Personal information
- Date of birth: 22 April 1998 (age 28)
- Place of birth: Juvisy-sur-Orge, France
- Height: 1.88 m (6 ft 2 in)
- Position: Goalkeeper

Youth career
- 2011–2017: Fleury
- 2017–2018: Clermont

Senior career*
- Years: Team / Apps / (Gls)
- 2018–2021: Clermont II / 36 / (0)
- 2020–2025: Clermont / 28 / (0)
- 2023–2024: → Francs Borains (loan) / 1 / (0)
- 2025: → Bergerac (loan) / 15 / (0)
- 2025–2026: Quevilly-Rouen / 19 / (0)

International career^{‡}
- 2023–: Guinea-Bissau / 4 / (0)

= Ouparine Djoco =

Bissau-Guinean footballer (born 1998)

Ouparine Djoco (born 22 April 1998) is a professional footballer who plays as a goalkeeper. Born in France, he plays for the Guinea-Bissau national team.

==Career==
Djoco is a youth product of Fleury, having joined them at the age of 13. On 19 May 2019, he signed his first professional contract with Clermont. Djoco made his professional debut with Clermont in a 1–1 Ligue 2 tie with Toulouse FC on 19 September 2020.

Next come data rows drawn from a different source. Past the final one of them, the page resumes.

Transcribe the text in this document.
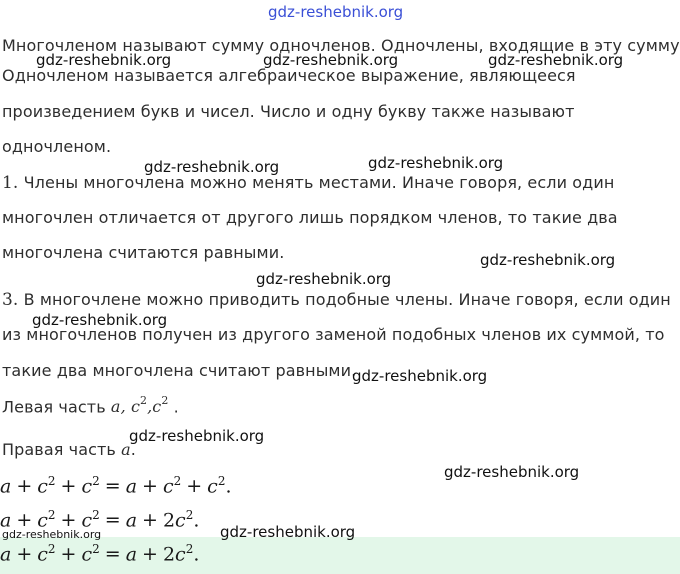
gdz-reshebnik.org
Многочленом называют сумму одночленов. Одночлены, входящие в эту сумму
Одночленом называется алгебраическое выражение, являющееся
произведением букв и чисел. Число и одну букву также называют
одночленом.
1. Члены многочлена можно менять местами. Иначе говоря, если один
многочлен отличается от другого лишь порядком членов, то такие два
многочлена считаются равными.
3. В многочлене можно приводить подобные члены. Иначе говоря, если один
из многочленов получен из другого заменой подобных членов их суммой, то
такие два многочлена считают равными.
Левая часть a, $c^2,c^2$ .
Правая часть a.
$a + c^2 + c^2 = a + c^2 + c^2$.
$a + c^2 + c^2 = a + 2c^2$.
$a + c^2 + c^2 = a + 2c^2$.
gdz-reshebnik.org	gdz-reshebnik.org	gdz-reshebnik.org
gdz-reshebnik.org	gdz-reshebnik.org
gdz-reshebnik.org
gdz-reshebnik.org
gdz-reshebnik.org
gdz-reshebnik.org
gdz-reshebnik.org
gdz-reshebnik.org
gdz-reshebnik.org
gdz-reshebnik.org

On 31 July 2023, Djoco joined Francs Borains in the second-tier Belgian Challenger Pro League on loan. In his debut match against Club NXT, he received a straight red card after 90 minutes for pushing an opponent.

==Personal life==
Born in France, Djoco is of Senegalese and Bissau-Guinean descent.